The private-sector approach to certifying faith-driven food purchases expands the market and keeps cost down, by allowing consumers to pay premiums that reflect their beliefs. And it doesn't cost nonbelievers a penny.
That's why those who favor the OLPP are so outraged about its withdrawal. Without new, more rigid, federally-mandated standards, they'd be forced not only to compete among a range of organic options but would have to justify the higher cost of their own products through marketing—at their own expense.
Organic boosterism at the federal level is not without consequences. Consumers have been snookered into believing that organic food is healthier, safer, or better for the environment than nonorganic options, although the evidence argues otherwise. Lower crop yields are inevitable given organic farming's systematic rejection of many advanced methods and technologies—which increases the pressure for the conversion of more land to farming and more water for irrigation, both of which are serious environmental issues.
Organic Boosters Need to Pay for Their Own Marketing Gimmicks
Because prices for organic food are much higher, those misconceptions eat away at consumers' buying power. And while organic marketers like to promote the idea that "organic" implies "locally grown," the United States is actually a net importer of organic goods, including organic grains from countries like China, India, Turkey and Romania, with no way to be sure those countries adhere to "organic" standards that even remotely resemble those in the United States. Moreover, there is documented widespread cheating in the organic designation of eggs, milk, and imported grains.
Let's return to the Organic Livestock and Poultry Practices rule and USDA's decision to withdraw it, which elicited bitter condemnation from many organic farmers and the Organic Trade Association, whose long-standing lobbying for the rule was rent-seeking, pure and simple. The group knows its constituency, whose views were reflected in a March 2017 survey by Consumer Reports: (1) 60 percent of Americans say that it is extremely or very important that animals used to produce organic food "are raised on farms with high standards for animal welfare"; and (2) 54 percent of Americans say that it is extremely or very important that eggs labeled "organic" come from hens that were "able to go outdoors and move freely outdoors." (The results of the survey were silent on whether purchasers of organic eggs prefer that the hens were serenaded with Chopin or rap music.)

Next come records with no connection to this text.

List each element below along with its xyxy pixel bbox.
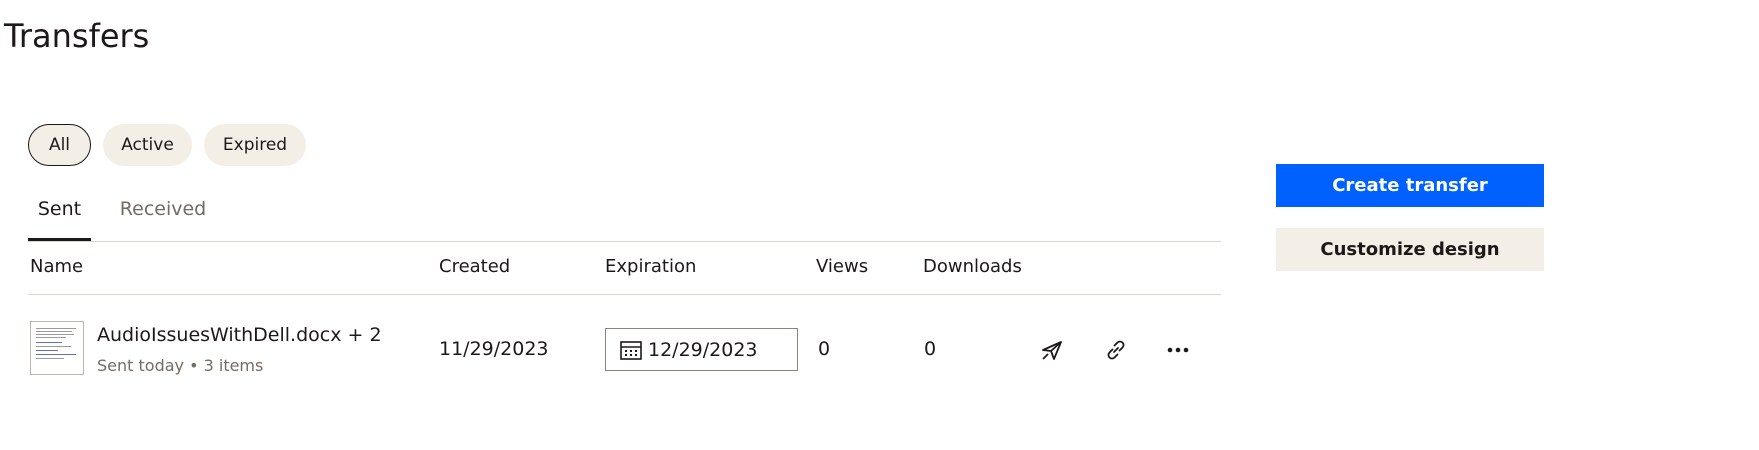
expiration-date: 12/29/2023 [648,338,758,361]
filter-all-chip[interactable]: All [28,124,91,166]
expiration-date-picker[interactable]: 12/29/2023 [605,328,798,371]
create-transfer-button[interactable]: Create transfer [1276,164,1544,207]
column-header-created[interactable]: Created [439,256,510,277]
customize-design-button[interactable]: Customize design [1276,228,1544,271]
file-thumbnail [30,321,84,375]
tab-received[interactable]: Received [120,188,206,240]
tab-sent[interactable]: Sent [28,188,91,241]
column-header-downloads[interactable]: Downloads [923,256,1022,277]
downloads-count: 0 [924,338,937,360]
created-date: 11/29/2023 [439,338,549,360]
column-header-name[interactable]: Name [30,256,83,277]
calendar-icon [620,340,642,360]
more-options-button[interactable] [1161,333,1195,367]
file-meta: Sent today • 3 items [97,356,264,375]
column-header-expiration[interactable]: Expiration [605,256,696,277]
transfer-tabs: Sent Received [28,188,1221,242]
link-icon [1107,340,1125,360]
filter-chips: All Active Expired [28,124,306,166]
send-button[interactable] [1035,333,1069,367]
copy-link-button[interactable] [1099,333,1133,367]
page-title: Transfers [4,17,150,55]
filter-active-chip[interactable]: Active [103,124,192,166]
transfers-page: Transfers All Active Expired Sent Receiv… [0,0,1759,450]
table-header: Name Created Expiration Views Downloads [28,242,1221,295]
filter-expired-chip[interactable]: Expired [204,124,306,166]
file-name[interactable]: AudioIssuesWithDell.docx + 2 [97,324,382,346]
more-icon [1167,347,1189,353]
send-icon [1042,341,1062,360]
column-header-views[interactable]: Views [816,256,868,277]
table-row[interactable]: AudioIssuesWithDell.docx + 2 Sent today … [28,295,1221,395]
views-count: 0 [818,338,831,360]
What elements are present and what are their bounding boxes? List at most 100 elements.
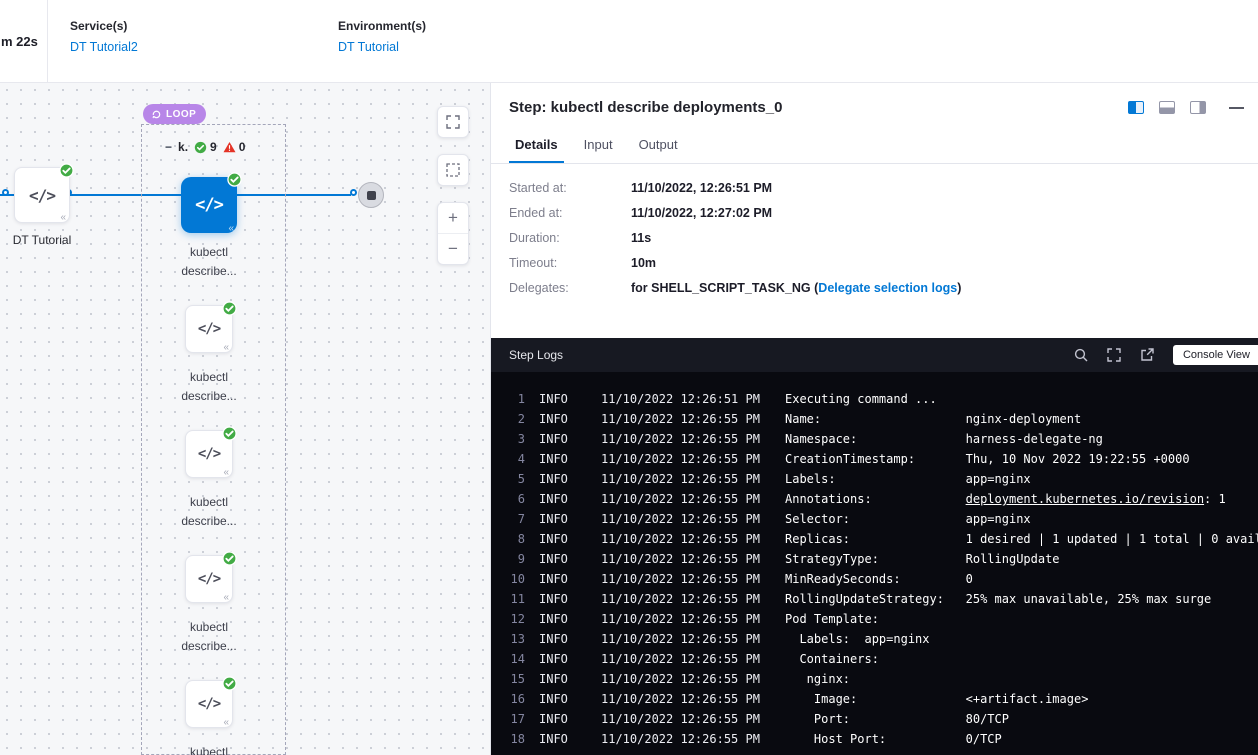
step-logs-section: Step Logs [491,338,1258,755]
success-check-icon [222,551,237,566]
step-node-label: kubectl describe... [160,368,258,406]
log-message: Pod Template: [785,609,879,629]
stage-node-label: DT Tutorial [0,233,98,247]
log-search-button[interactable] [1074,348,1088,362]
code-icon: </> [198,321,220,337]
execution-topbar: m 22s Service(s) DT Tutorial2 Environmen… [0,0,1258,83]
log-message: Labels: app=nginx [785,469,1031,489]
success-check-icon [222,301,237,316]
marquee-icon [446,163,460,177]
tab-output[interactable]: Output [633,129,684,163]
detail-row-ended: Ended at: 11/10/2022, 12:27:02 PM [509,206,1240,220]
console-view-toggle[interactable]: Console View [1173,345,1258,365]
log-link[interactable]: deployment.kubernetes.io/revision [966,492,1204,506]
log-message: Port: 80/TCP [785,709,1009,729]
detail-label: Delegates: [509,281,631,295]
detail-value: 10m [631,256,656,270]
log-open-new-tab-button[interactable] [1140,348,1154,362]
minimize-panel-button[interactable] [1229,107,1244,109]
elapsed-time: m 22s [0,0,48,82]
log-fullscreen-button[interactable] [1107,348,1121,362]
step-node[interactable]: </> « [185,305,233,353]
log-message: Containers: [785,649,879,669]
pipeline-canvas[interactable]: LOOP − k. 9 0 [0,83,490,755]
detail-row-started: Started at: 11/10/2022, 12:26:51 PM [509,181,1240,195]
code-icon: </> [195,195,223,215]
step-node-selected[interactable]: </> « [181,177,237,233]
step-node[interactable]: </> « [185,430,233,478]
log-line: 12INFO11/10/2022 12:26:55 PMPod Template… [491,609,1258,629]
node-chip-icon: « [228,224,234,234]
step-label-line1: kubectl [160,618,258,637]
log-message: MinReadySeconds: 0 [785,569,973,589]
zoom-to-selection-button[interactable] [437,154,469,186]
layout-right-view-icon[interactable] [1190,101,1206,114]
log-lines[interactable]: 1INFO11/10/2022 12:26:51 PMExecuting com… [491,372,1258,755]
step-node[interactable]: </> « [185,680,233,728]
detail-row-delegates: Delegates: for SHELL_SCRIPT_TASK_NG (Del… [509,281,1240,295]
detail-value: 11/10/2022, 12:26:51 PM [631,181,772,195]
log-line: 9INFO11/10/2022 12:26:55 PMStrategyType:… [491,549,1258,569]
loop-icon [151,109,162,120]
log-line: 14INFO11/10/2022 12:26:55 PM Containers: [491,649,1258,669]
step-node-label: kubectl describe... [160,243,258,281]
zoom-out-button[interactable]: − [438,234,468,264]
connector-port [350,189,357,196]
success-check-icon [227,172,242,187]
environments-link[interactable]: DT Tutorial [338,40,426,54]
detail-label: Started at: [509,181,631,195]
loop-group-name: k. [178,140,188,154]
log-message: Annotations: deployment.kubernetes.io/re… [785,489,1226,509]
log-line: 7INFO11/10/2022 12:26:55 PMSelector: app… [491,509,1258,529]
log-message: StrategyType: RollingUpdate [785,549,1060,569]
log-line: 11INFO11/10/2022 12:26:55 PMRollingUpdat… [491,589,1258,609]
collapse-group-button[interactable]: − [165,140,172,154]
step-label-line2: describe... [160,512,258,531]
details-tabs: Details Input Output [491,129,1258,164]
zoom-in-button[interactable]: + [438,203,468,234]
log-line: 3INFO11/10/2022 12:26:55 PMNamespace: ha… [491,429,1258,449]
step-label-line2: describe... [160,637,258,656]
detail-value: 11/10/2022, 12:27:02 PM [631,206,772,220]
log-line: 13INFO11/10/2022 12:26:55 PM Labels: app… [491,629,1258,649]
detail-label: Ended at: [509,206,631,220]
success-icon [194,141,207,154]
log-line: 15INFO11/10/2022 12:26:55 PM nginx: [491,669,1258,689]
log-line: 1INFO11/10/2022 12:26:51 PMExecuting com… [491,389,1258,409]
node-chip-icon: « [60,213,66,223]
log-line: 6INFO11/10/2022 12:26:55 PMAnnotations: … [491,489,1258,509]
stop-icon [367,191,376,200]
log-line: 16INFO11/10/2022 12:26:55 PM Image: <+ar… [491,689,1258,709]
fit-to-screen-button[interactable] [437,106,469,138]
tab-input[interactable]: Input [578,129,619,163]
layout-bottom-view-icon[interactable] [1159,101,1175,114]
external-link-icon [1140,348,1154,362]
step-logs-title: Step Logs [509,348,563,362]
log-line: 4INFO11/10/2022 12:26:55 PMCreationTimes… [491,449,1258,469]
log-line: 2INFO11/10/2022 12:26:55 PMName: nginx-d… [491,409,1258,429]
log-message: RollingUpdateStrategy: 25% max unavailab… [785,589,1211,609]
log-message: Replicas: 1 desired | 1 updated | 1 tota… [785,529,1258,549]
services-block: Service(s) DT Tutorial2 [70,0,316,82]
step-node[interactable]: </> « [185,555,233,603]
app-window: m 22s Service(s) DT Tutorial2 Environmen… [0,0,1258,755]
tab-details[interactable]: Details [509,129,564,163]
delegate-selection-logs-link[interactable]: Delegate selection logs [818,281,957,295]
step-label-line2: describe... [160,262,258,281]
step-label-line1: kubectl [160,493,258,512]
code-icon: </> [198,696,220,712]
stage-node-dt-tutorial[interactable]: </> « [14,167,70,223]
log-message: Selector: app=nginx [785,509,1031,529]
step-node-label: kubectl describe... [160,493,258,531]
step-label-line1: kubectl [160,368,258,387]
error-count-badge: 0 [223,140,246,154]
delegates-prefix: for SHELL_SCRIPT_TASK_NG ( [631,281,818,295]
log-message: nginx: [785,669,850,689]
connector-port [2,189,9,196]
search-icon [1074,348,1088,362]
loop-group-header: − k. 9 0 [165,140,245,154]
node-chip-icon: « [223,468,229,478]
services-link[interactable]: DT Tutorial2 [70,40,316,54]
log-line: 17INFO11/10/2022 12:26:55 PM Port: 80/TC… [491,709,1258,729]
layout-split-view-icon[interactable] [1128,101,1144,114]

We support the withdrawal of the OLPP rule, as a first step in ending the federal imposition and promotion of belief-based food-production standards. If industry and consumers want such standards, they are free to form non-governmental entities at their own expense to develop whatever rules or sets of rules they prefer. If they do so, we, as believers—in market-driven solutions—will gladly give them our blessing.
Henry I. Miller, a physician and molecular biologist, is the Robert Wesson Fellow in Scientific Philosophy and Public Policy at Stanford University's Hoover Institution. Jeff Stier is a senior fellow at the Consumer Choice Center. This column has been adapted from an article in the Summer 2018 issue of Regulation, published by the Cato Institute.